Soube aqui em Tóquio que o Renato havia dado uma entrevista exclusiva para o repórter João Bosco Vaz, ainda em Gramado, antes da viagem, em que ele dizia que estava deixando o Grêmio. Há uma proposta irrecusável de um empresário que representa clubes italianos. Não se preocupem porque o Renato não vai sair do Grêmio, a não ser que o clube decida entrar numa guerra sem tréguas comigo e com a torcida. Quem tem um jogador como Renato deve fazer o que o Santos fez com o Pelé - nunca vendê-lo, a não ser depois dos 30 anos. A saída do Renato agora seria uma ofensa para todos os gremistas. Logo depois do jogo, inclusive, falei com Fábio Koff sobre o assunto e o fiz prometer que não deixaria ao Alberto Galia, futuro presidente, esta terrível herança. Ainda mais que o próprio Koff andava afirmando que em 1984 estará novamente com o Grêmio em Tóquio, desta vez apenas como torcedor, para ganhar mais um título mundial. Como ele pretende que o time alcance esta façanha sem ter o Renato na ponta direita? Ninguém vai vender Renato, isso eu garanto. Renato, o herói de Tóquio, o autor da maior glória do Grêmio. Isso sim seria uma insanidade. Pode ser até que, com o dinheiro da venda de Renato, o Grêmio garanta saúde financeira por dez anos. Pois tenho certeza de que qualquer torcedor troca esta situação segura por gols, por jogadas geniais, dribles e vitórias. Queremos vibrar com vitórias do Grêmio, até porque ninguém vai sair por aí festejando um balancete - ou alguém imagina que, no final de cada ano, se possa distribuir os balanços do Grêmio para os torcedores para provocar um carnaval em Porto Alegre, cada um com uma folha de papel na mão, agitando-a como se fosse uma bandeira do Grêmio? Carnaval só se faz com títulos, e os títulos são conquistados com gols, como os de Renato no Estádio Nacional de Tóquio.
Heróis
Neste momento de euforia não posso deixar de fazer o registro do heroísmo de todos os jogadores do grêmio. O Renato, é certo, fez os gols, mas surgiram outros que com esforço e dedicação asseguraram a conquista desse título apaixonante. Começo pelo Mazaropi, que o Grêmio não pode deixar de comprar do Vasco por Cr$ 70 milhões. Foi ele que, com duas ou três defesas inacreditáveis, esfriou o ânimo do Hamburgo na tentativa do empate. Foram os zagueiros que garantiam com coragem e garra os ataques dos alemães; foi o meio-campo que soube reter a bola nos momentos certos, fazendo o tempo passar ou, então, colocando-a no lugar e no tempo certo da entrada do companheiro. O ataque perdeu alguns gols que nos poderiam ter acalmado bem mais cedo, muito antes do apito final do francês Michel Vautrot, de atuação impecável, mas também tem seus méritos pela luta permanente dentro do campo.
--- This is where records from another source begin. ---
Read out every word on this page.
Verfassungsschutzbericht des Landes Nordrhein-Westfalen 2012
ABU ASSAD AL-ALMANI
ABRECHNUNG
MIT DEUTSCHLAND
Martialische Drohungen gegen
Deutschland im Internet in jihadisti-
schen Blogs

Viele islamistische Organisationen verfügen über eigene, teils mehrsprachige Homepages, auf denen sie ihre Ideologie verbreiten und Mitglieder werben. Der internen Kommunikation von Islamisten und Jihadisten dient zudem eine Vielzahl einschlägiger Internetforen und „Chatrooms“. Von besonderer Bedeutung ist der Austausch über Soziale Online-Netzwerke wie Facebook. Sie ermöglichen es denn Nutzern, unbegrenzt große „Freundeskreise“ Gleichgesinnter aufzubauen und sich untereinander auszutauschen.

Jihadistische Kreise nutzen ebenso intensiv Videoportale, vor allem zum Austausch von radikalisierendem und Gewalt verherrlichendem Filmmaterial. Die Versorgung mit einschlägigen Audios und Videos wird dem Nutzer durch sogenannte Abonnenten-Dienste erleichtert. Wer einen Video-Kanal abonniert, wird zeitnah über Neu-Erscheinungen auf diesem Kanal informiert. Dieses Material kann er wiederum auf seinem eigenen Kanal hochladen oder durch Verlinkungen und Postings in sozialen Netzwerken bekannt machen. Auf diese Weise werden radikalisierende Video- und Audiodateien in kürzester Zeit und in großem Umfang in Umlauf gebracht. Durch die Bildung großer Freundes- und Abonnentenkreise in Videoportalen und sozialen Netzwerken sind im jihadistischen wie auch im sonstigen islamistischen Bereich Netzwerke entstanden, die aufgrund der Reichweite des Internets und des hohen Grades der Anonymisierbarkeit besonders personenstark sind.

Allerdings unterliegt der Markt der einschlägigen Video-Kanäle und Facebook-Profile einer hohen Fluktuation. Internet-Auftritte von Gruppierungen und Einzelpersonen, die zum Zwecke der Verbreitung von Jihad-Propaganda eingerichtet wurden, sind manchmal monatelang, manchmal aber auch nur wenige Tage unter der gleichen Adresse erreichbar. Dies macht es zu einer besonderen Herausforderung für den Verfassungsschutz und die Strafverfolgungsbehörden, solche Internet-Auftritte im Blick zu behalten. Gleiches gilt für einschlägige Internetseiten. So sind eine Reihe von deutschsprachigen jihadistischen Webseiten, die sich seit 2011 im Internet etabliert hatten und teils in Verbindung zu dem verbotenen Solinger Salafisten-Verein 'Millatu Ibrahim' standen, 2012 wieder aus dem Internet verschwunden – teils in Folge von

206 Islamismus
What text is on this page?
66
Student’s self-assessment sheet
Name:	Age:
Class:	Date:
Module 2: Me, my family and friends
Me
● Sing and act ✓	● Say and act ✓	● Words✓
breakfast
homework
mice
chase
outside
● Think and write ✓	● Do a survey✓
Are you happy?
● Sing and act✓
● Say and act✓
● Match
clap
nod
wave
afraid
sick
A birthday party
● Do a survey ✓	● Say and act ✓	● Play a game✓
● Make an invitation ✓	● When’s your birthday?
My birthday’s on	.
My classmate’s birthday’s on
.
Obrigado a todos os jogadores, aos dirigentes, ao técnico Espinosa e funcionários do Grêmio. Em especial à diretoria que soube optar pela valorização do título mais importante, deixando o Gauchão de lado, preocupando-se somente com o jogo de Tóquio, porque ele é que colocaria o Grêmio no lugar que o clube merece. A diretoria sustentou sempre com convicção que a ideia de pensar só na partida contra o Hamburgo era melhor para o Grêmio. E suportou críticas terríveis. Eu que sempre concordei me sinto agora gratificado. O Grêmio é grande demais para dar atenção a pequenos eventos esportivos.